The university told Semphete it would continue to engage the Student Representative Council (SRC) with the hope that an amicable solution is found.

Disruptions at the Mahikeng campus began following a meeting among the students after Minister Nzimande's fee increment announcement.

"On Tuesday morning at about 10h00am the students called a mass meeting in the Great Hall on campus where it is assumed that they discussed the announcement by the Minister on the fee increase. After that they started to disrupt classes and also intimidated staff who were in their offices.

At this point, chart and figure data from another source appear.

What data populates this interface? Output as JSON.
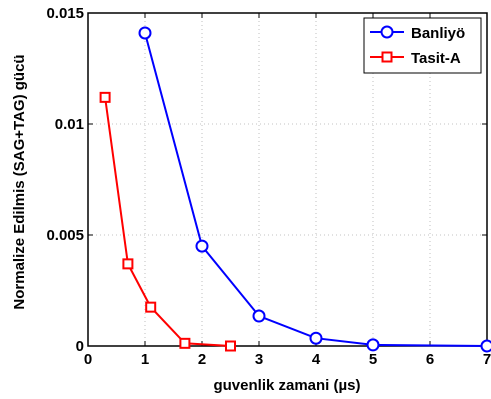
{
  "chart_data": {
    "type": "line",
    "title": "",
    "xlabel": "guvenlik zamani (µs)",
    "ylabel": "Normalize Edilmis (SAG+TAG) gücü",
    "xlim": [
      0,
      7
    ],
    "ylim": [
      0,
      0.015
    ],
    "x_ticks": [
      "0",
      "1",
      "2",
      "3",
      "4",
      "5",
      "6",
      "7"
    ],
    "y_ticks": [
      "0",
      "0.005",
      "0.01",
      "0.015"
    ],
    "grid": true,
    "legend_position": "top-right",
    "series": [
      {
        "name": "Banliyö",
        "color": "#0000ff",
        "marker": "circle",
        "x": [
          1,
          2,
          3,
          4,
          5,
          7
        ],
        "y": [
          0.0141,
          0.0045,
          0.00135,
          0.00035,
          5e-05,
          0.0
        ]
      },
      {
        "name": "Tasit-A",
        "color": "#ff0000",
        "marker": "square",
        "x": [
          0.3,
          0.7,
          1.1,
          1.7,
          2.5
        ],
        "y": [
          0.0112,
          0.0037,
          0.00175,
          0.00012,
          0.0
        ]
      }
    ]
  }
}
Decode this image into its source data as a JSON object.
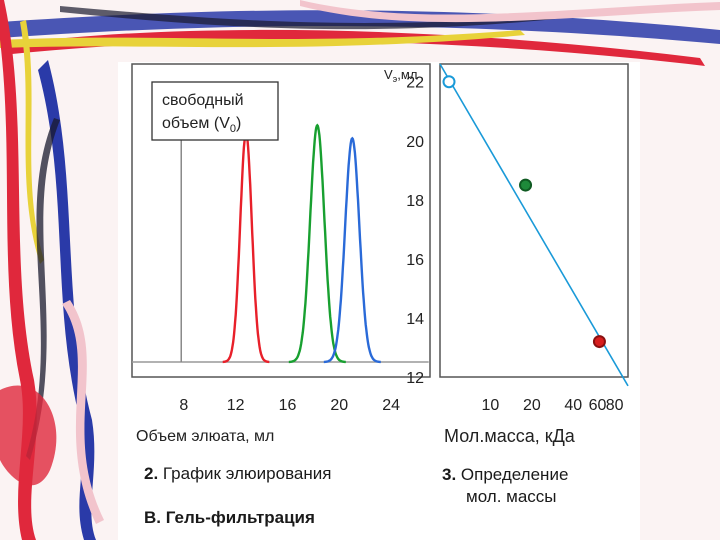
{
  "frame_colors": {
    "background": "#fbf3f3",
    "red": "#e0283c",
    "blue": "#2a3aa8",
    "yellow": "#e8d23a",
    "pink": "#f2c4cc",
    "dark": "#1a1a2e"
  },
  "chart_data": [
    {
      "type": "line",
      "annotation": {
        "line1": "свободный",
        "line2": "объем (V",
        "sub": "0",
        "close": ")"
      },
      "xlabel": "Объем элюата, мл",
      "xticks": [
        8,
        12,
        16,
        20,
        24
      ],
      "xlim": [
        4,
        27
      ],
      "ylim": [
        0,
        1
      ],
      "void_volume": 7.8,
      "series": [
        {
          "color": "#e8202a",
          "center": 12.8,
          "height": 0.88,
          "width": 0.45
        },
        {
          "color": "#18a030",
          "center": 18.3,
          "height": 0.91,
          "width": 0.55
        },
        {
          "color": "#2a6ad8",
          "center": 21.0,
          "height": 0.86,
          "width": 0.55
        }
      ],
      "grid": false
    },
    {
      "type": "scatter",
      "ylabel": "V",
      "ylabel_sub": "э",
      "ylabel_unit": ",мл",
      "yticks": [
        12,
        14,
        16,
        18,
        20,
        22
      ],
      "ylim": [
        12,
        22.6
      ],
      "xlabel": "Мол.масса, кДа",
      "x_scale": "log",
      "xticks": [
        10,
        20,
        40,
        60,
        80
      ],
      "xlim": [
        4.3,
        100
      ],
      "grid": false,
      "fit_line": {
        "color": "#1a9ad8",
        "x": [
          4.3,
          100
        ],
        "y": [
          22.6,
          11.7
        ]
      },
      "points": [
        {
          "x": 5,
          "y": 22.0,
          "color": "#ffffff",
          "stroke": "#1a9ad8"
        },
        {
          "x": 18,
          "y": 18.5,
          "color": "#1e8a3a",
          "stroke": "#0f5a22"
        },
        {
          "x": 62,
          "y": 13.2,
          "color": "#d81e1e",
          "stroke": "#8a1010"
        }
      ]
    }
  ],
  "captions": {
    "caption2_num": "2.",
    "caption2_text": " График элюирования",
    "caption3_num": "3.",
    "caption3_line1": " Определение",
    "caption3_line2": "мол. массы",
    "captionB_text": "В. Гель-фильтрация"
  }
}
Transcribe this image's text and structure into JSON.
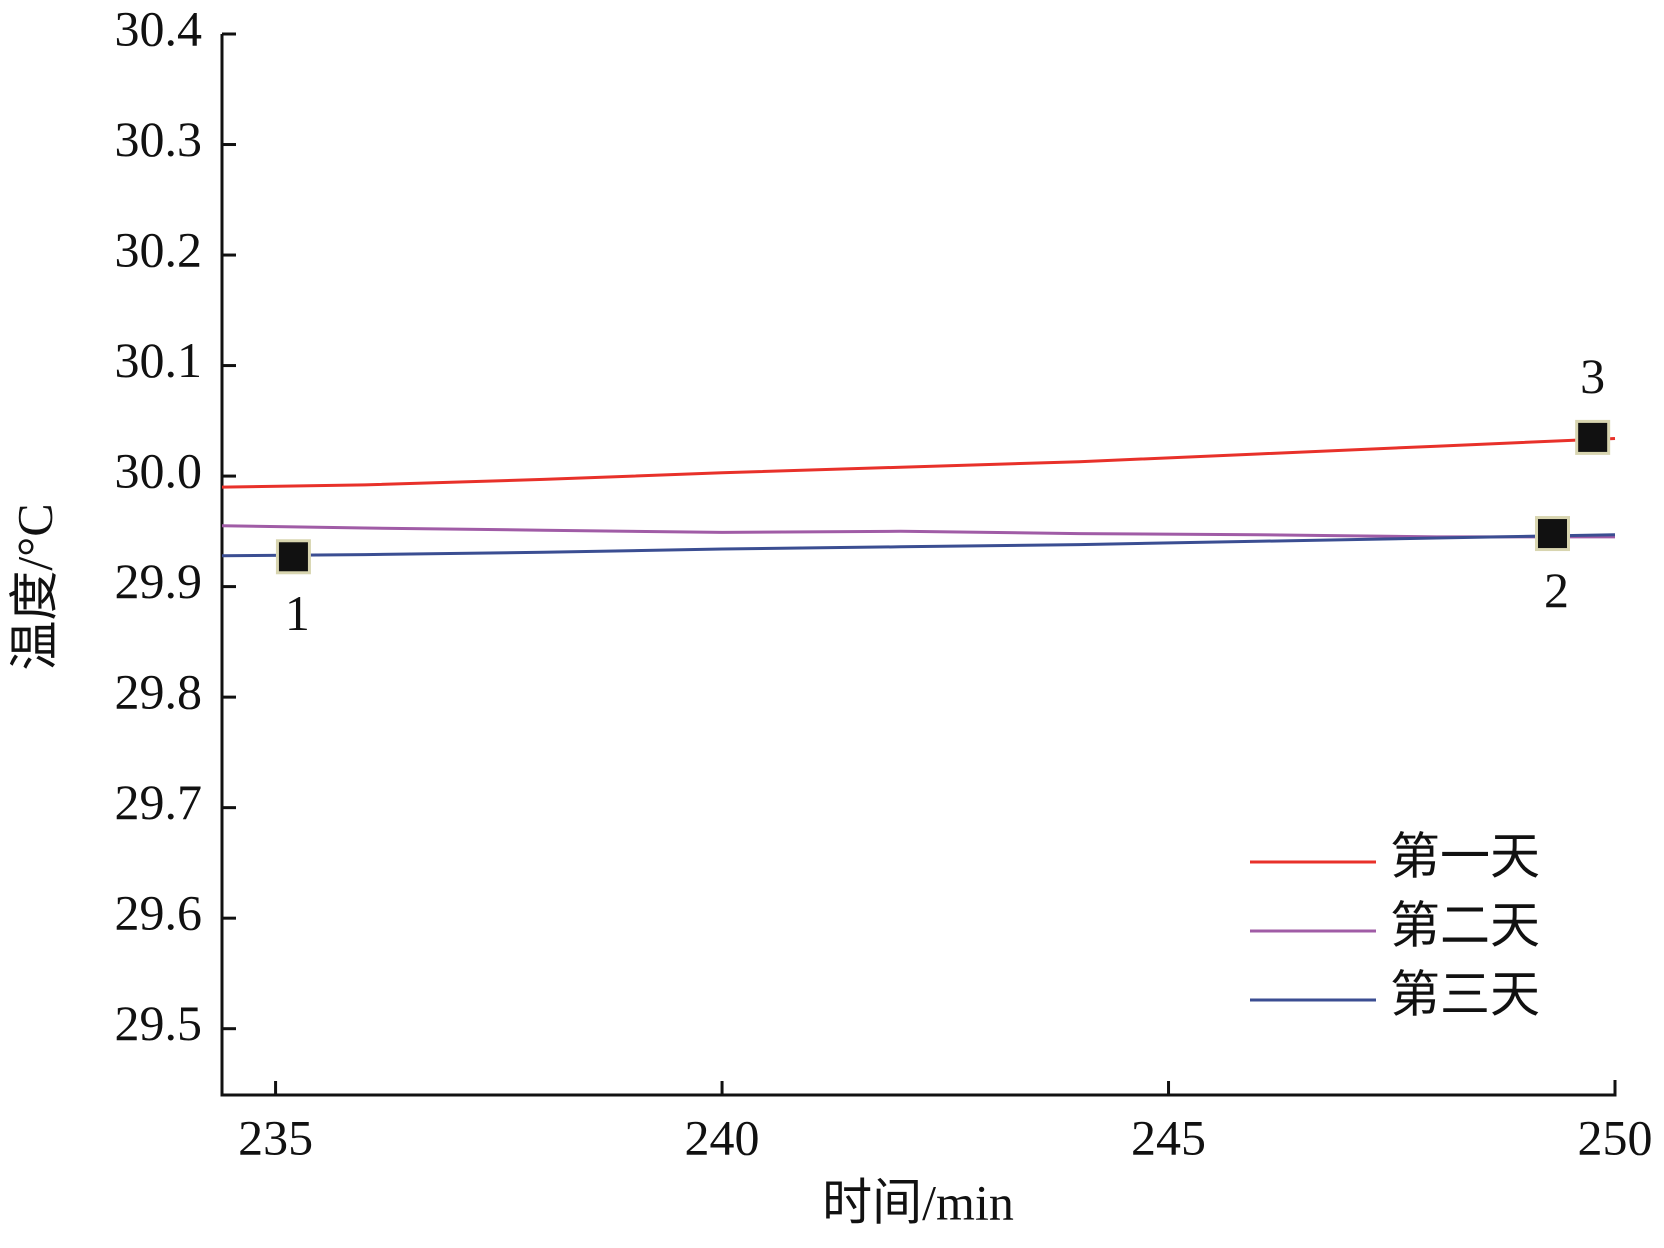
{
  "chart_data": {
    "type": "line",
    "xlabel": "时间/min",
    "ylabel": "温度/°C",
    "x": [
      234.4,
      236,
      238,
      240,
      242,
      244,
      246,
      248,
      250
    ],
    "series": [
      {
        "name": "第一天",
        "color": "#e8312a",
        "values": [
          29.99,
          29.992,
          29.997,
          30.003,
          30.008,
          30.013,
          30.02,
          30.027,
          30.034
        ]
      },
      {
        "name": "第二天",
        "color": "#a05ca6",
        "values": [
          29.955,
          29.953,
          29.951,
          29.949,
          29.95,
          29.948,
          29.947,
          29.945,
          29.945
        ]
      },
      {
        "name": "第三天",
        "color": "#3b4e92",
        "values": [
          29.928,
          29.929,
          29.931,
          29.934,
          29.936,
          29.938,
          29.941,
          29.944,
          29.947
        ]
      }
    ],
    "annotations": [
      {
        "label": "1",
        "x": 235.2,
        "y": 29.927,
        "label_position": "below"
      },
      {
        "label": "2",
        "x": 249.3,
        "y": 29.948,
        "label_position": "below"
      },
      {
        "label": "3",
        "x": 249.75,
        "y": 30.035,
        "label_position": "above"
      }
    ],
    "xlim": [
      234.4,
      250
    ],
    "xticks": [
      235,
      240,
      245,
      250
    ],
    "ylim": [
      29.44,
      30.4
    ],
    "yticks": [
      29.5,
      29.6,
      29.7,
      29.8,
      29.9,
      {
        "value": 30,
        "label": "30.0"
      },
      30.1,
      30.2,
      30.3,
      30.4
    ],
    "legend": "lower right"
  }
}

"A group of students also went to the main gate where they pushed a container belonging to a vendor into the middle of the road outside of campus and set it alight. The students then blocked entry into the campus and burnt tyres," Degenaar said.

Student leader, Rebaone Raymond Pudi, said several issues like outstanding fee balances, which give students problems when they want to register, were not addressed in Minister Nzimande's statement.

NWU Vice Chancellor, Professor Dan Kgwadi, said the management would meet the university council to discuss the way forward regarding fees increase.
"After the announcement made by minister of higher education, Dr Blade Nzimande, we are now in a position to go and finalise our budget proposal to council and take it from there," Kgwadi said.

But Mahikeng campus SRC said they would not accept any fee increment. SRC president for this campus, Dikago Pule, said: "We reject any talks of fees increment. We will never budge in our move and we are defiant. We will meet with our students and take it from there.
"Even though we embrace the need for education to achieve sustainability, only limited progress has been made on any level. This lack of progress stems from many sources. Lack of vision or awareness from both universities and government has impeded progress. We have many students who come from poor backgrounds and they continue to drop out of universities because of pricey education," Pule said.